Une « menterie » célèbre est la chanson « Compère qu’as-tu vu ? » attribuée aux bateliers de la Meuse ou « anonyme XVIIIe siècle », quand on évoque son origine.

La machine à mensonges peut évidemment touner à vide, et il faut veiller à ne point trop en faire aussi. Mais le danger m’apparaît surtout inverse, selon les âges des enfants : je m’étonne d’observer parfois la difficulté de certains à pratiquer les mensonges, à repousser les limites de leurs images intérieures spontanées.

Les pommes de terre peuvent constituer d’excellents supports aux menteries, leurs difformités et aspérités de surface pouvant donner lieu à toute sorte d’interprétation. On peut partir d’une photo stimulante (j’en ai réalisé plusieurs qui permettent cela) ou d’une patate que l’on tient en main (dans des ateliers d’écriture prévus autour de la pomme de terre je demande si c’est possible à ce que chacun vienne avec une patate, constituant le « droit d’entrée » à l’atelier). On part alors de ce contact, de la vue, du toucher, de l’odeur… pour décrypter un aspect de la pomme de terre.

Aux écoles de Grand Bourg, de Fursac, à l’amicale laïque de Saint Priest la Feuille, au salon du livre de Saint-Etienne-de-Fursac, j’ai ainsi proposé la création de menteries.

Cela s’est fait aussi à Sannois (Val d’Oise) et se fera encore.

Je propose dans un premier temps de partir à l’observation d’images intérieures : d’après ce qui est visible sur la patate, qu’elles projections avons nous dans notre esprit ? Je propose alors de fermer les yeux pour mieux « voir » ce qui est en nous. Et si je propose l’écriture de menteries, j’en dis quelques-unes du « Compère qu’as-tu vu ? » (qui ont en outre l’avantage d’être dans une forme dialoguée : on ne dira jamais assez le bienfait du dialogue dans notre vie intérieure comme dans la vie sociale…

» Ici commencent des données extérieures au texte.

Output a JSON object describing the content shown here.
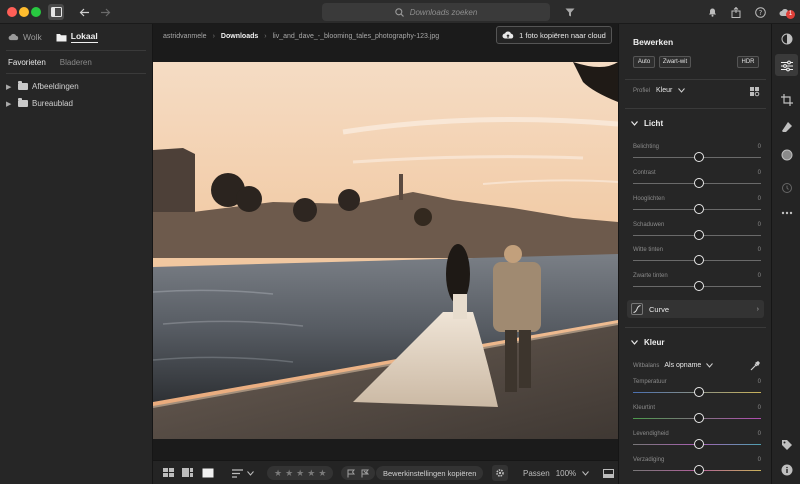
{
  "search": {
    "placeholder": "Downloads zoeken"
  },
  "left_panel": {
    "source_tabs": [
      {
        "label": "Wolk"
      },
      {
        "label": "Lokaal"
      }
    ],
    "sub_tabs": [
      {
        "label": "Favorieten"
      },
      {
        "label": "Bladeren"
      }
    ],
    "tree": [
      {
        "label": "Afbeeldingen"
      },
      {
        "label": "Bureaublad"
      }
    ]
  },
  "breadcrumb": {
    "root": "astridvanmele",
    "folder": "Downloads",
    "file": "liv_and_dave_-_blooming_tales_photography-123.jpg"
  },
  "cloud_button": {
    "label": "1 foto kopiëren naar cloud"
  },
  "bottom_bar": {
    "copy_settings": "Bewerkinstellingen kopiëren",
    "fit_label": "Passen",
    "zoom": "100%"
  },
  "edit_panel": {
    "title": "Bewerken",
    "buttons": {
      "auto": "Auto",
      "bw": "Zwart-wit",
      "hdr": "HDR"
    },
    "profile": {
      "label": "Profiel",
      "value": "Kleur"
    },
    "light": {
      "title": "Licht",
      "sliders": [
        {
          "label": "Belichting",
          "value": "0"
        },
        {
          "label": "Contrast",
          "value": "0"
        },
        {
          "label": "Hooglichten",
          "value": "0"
        },
        {
          "label": "Schaduwen",
          "value": "0"
        },
        {
          "label": "Witte tinten",
          "value": "0"
        },
        {
          "label": "Zwarte tinten",
          "value": "0"
        }
      ]
    },
    "curve": {
      "label": "Curve"
    },
    "color": {
      "title": "Kleur",
      "white_balance": {
        "label": "Witbalans",
        "value": "Als opname"
      },
      "sliders": [
        {
          "label": "Temperatuur",
          "value": "0"
        },
        {
          "label": "Kleurtint",
          "value": "0"
        },
        {
          "label": "Levendigheid",
          "value": "0"
        },
        {
          "label": "Verzadiging",
          "value": "0"
        }
      ]
    }
  },
  "notification_badge": "1"
}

Voici par exemple l’une des menteries du Compère :

« J’ai vu une vache
Qui dansait sur la glace
A la Saint Jean d’été »

J’invite alors à écrire en 3 lignes

Première ligne :
Je « vois » surgir, bondir, sortir naître etc. de ma pomme de terre ou de ma patate… (on choisit le verbe que l’on veut, avec on sans qualificatif complémentaire)

2e ligne :
L’animal ou le personnage « extraordinaire », impossible, qui vient de sortir. A ce nom est associé un qualificatif qui va le rendre extraordinaire. Comme un serpent « et ses quatre pattes »… Penser au « binôme imaginatif » de Gianni Rodari (La grammaire de l’imagination) ou déjà au XIXe au rapprochement d’une machine à coudre et d’un parapluie sur une table de dissection, de Lautréamont.

3e ligne
Cet animal étrange réalise une action qui est indiquée, évoquée, présenrée.

Voilà les 3 lignes de base. Si l’on a le temps et si l’on y prend plaisir, on peut entrer dans la formalisation rytmique d’une menterie, 5 – 6 – 6 (voir l’exemple de la vache ci-dessus). Et l’on l’encadre par « Compère qu’as tu vu » et « Compère vous mentez ». On fait ainsi des séries de couplets si l’on est avec un groupe, qui peuvent former un bel ensemble.